The California State Senate has once again failed to muster the 21 votes necessary to implement a statewide phase-out of single use plastic bags.
On a vote of 18-17, Senate Bill 405, by State Senator Alex Padilla, failed passage. And while that is 4 more votes than AB 1998 received in 2010, it remains below the 21 vote threshold needed for passage.
We are disappointed in this missed opportunity to dramatically reduce plastic pollution and waste in California, and save consumers hundreds of millions in one-time use bag costs.But regardless of the outcome of this legislation this year, the fate of the plastic grocery bag is sealed—the plastic grocery bag, which only came on the scene in the 1970’s, will be extinct in California before the end of this decade.
Every year when we bring this legislation forward, we have an opportunity to educate millions of consumers about the waste, hazards and costs posed by single use plastic bags. And the public is responding.
This year, we collected more than 14,000 signatures in support of phasing out plastic grocery bags. Consumers are voting with their feet, eschewing single use plastic bags in favor of durable, reusable bags and recycled paper. Across California, consumption of single use plastic grocery bags—which peaked in 2005, is going down, from more than 21 billion bags annually in 2005 to about 14 billion bags today.

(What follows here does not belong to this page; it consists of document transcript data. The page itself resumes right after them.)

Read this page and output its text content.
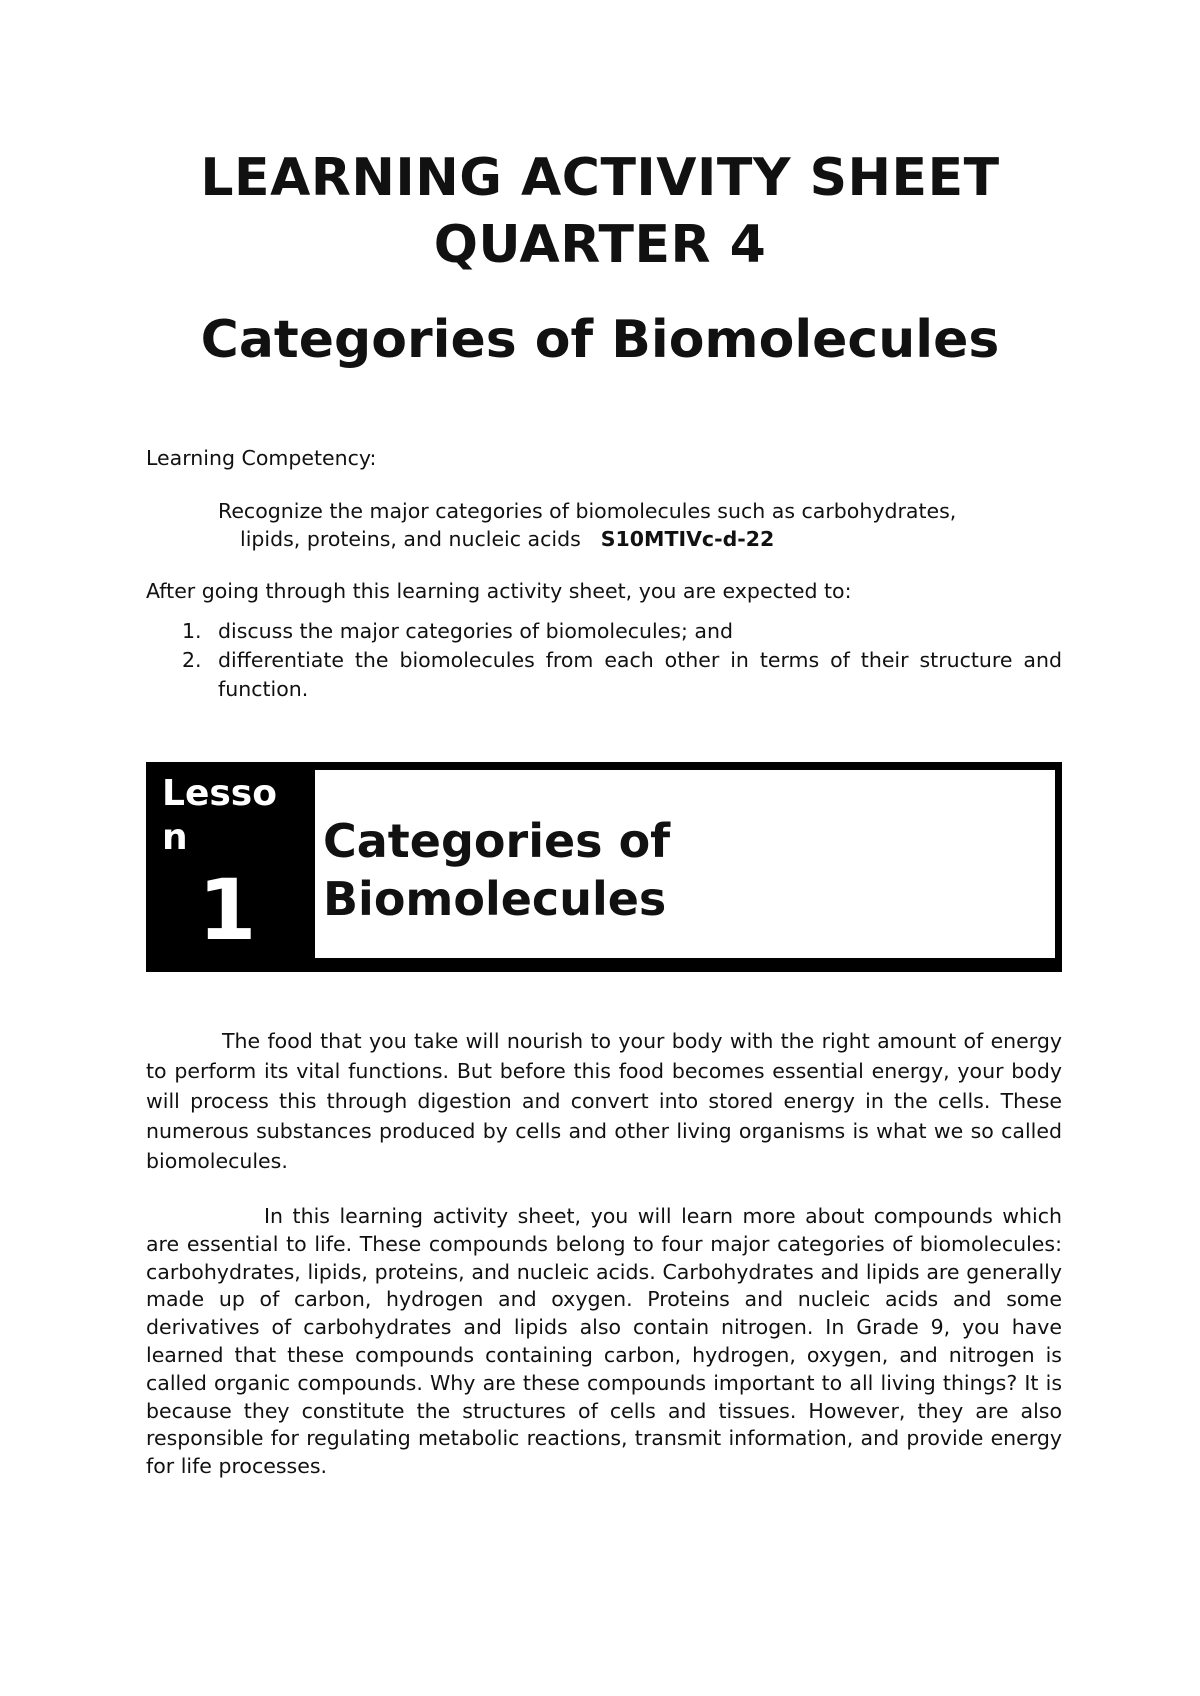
LEARNING ACTIVITY SHEET
QUARTER 4
Categories of Biomolecules
Learning Competency:
Recognize the major categories of biomolecules such as carbohydrates,
lipids, proteins, and nucleic acids S10MTIVc-d-22
After going through this learning activity sheet, you are expected to:
1. discuss the major categories of biomolecules; and
2. differentiate the biomolecules from each other in terms of their structure and function.
Lesson
1
Categories of
Biomolecules
The food that you take will nourish to your body with the right amount of energy to perform its vital functions. But before this food becomes essential energy, your body will process this through digestion and convert into stored energy in the cells. These numerous substances produced by cells and other living organisms is what we so called biomolecules.
In this learning activity sheet, you will learn more about compounds which are essential to life. These compounds belong to four major categories of biomolecules: carbohydrates, lipids, proteins, and nucleic acids. Carbohydrates and lipids are generally made up of carbon, hydrogen and oxygen. Proteins and nucleic acids and some derivatives of carbohydrates and lipids also contain nitrogen. In Grade 9, you have learned that these compounds containing carbon, hydrogen, oxygen, and nitrogen is called organic compounds. Why are these compounds important to all living things? It is because they constitute the structures of cells and tissues. However, they are also responsible for regulating metabolic reactions, transmit information, and provide energy for life processes.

Additionally, over the last 5 years, more than 75 California cities and counties have adopted ordinances banning single use plastic bags. The bans adopted to date are reducing California plastic generation by 3 billion bags, and ordinances currently under consideration have the potential to reduce plastic by another 2-3 billion bags annually.
So while Senate Bill 405 may be tabled for this year, the campaign to eliminate single use plastic packaging and waste will continue.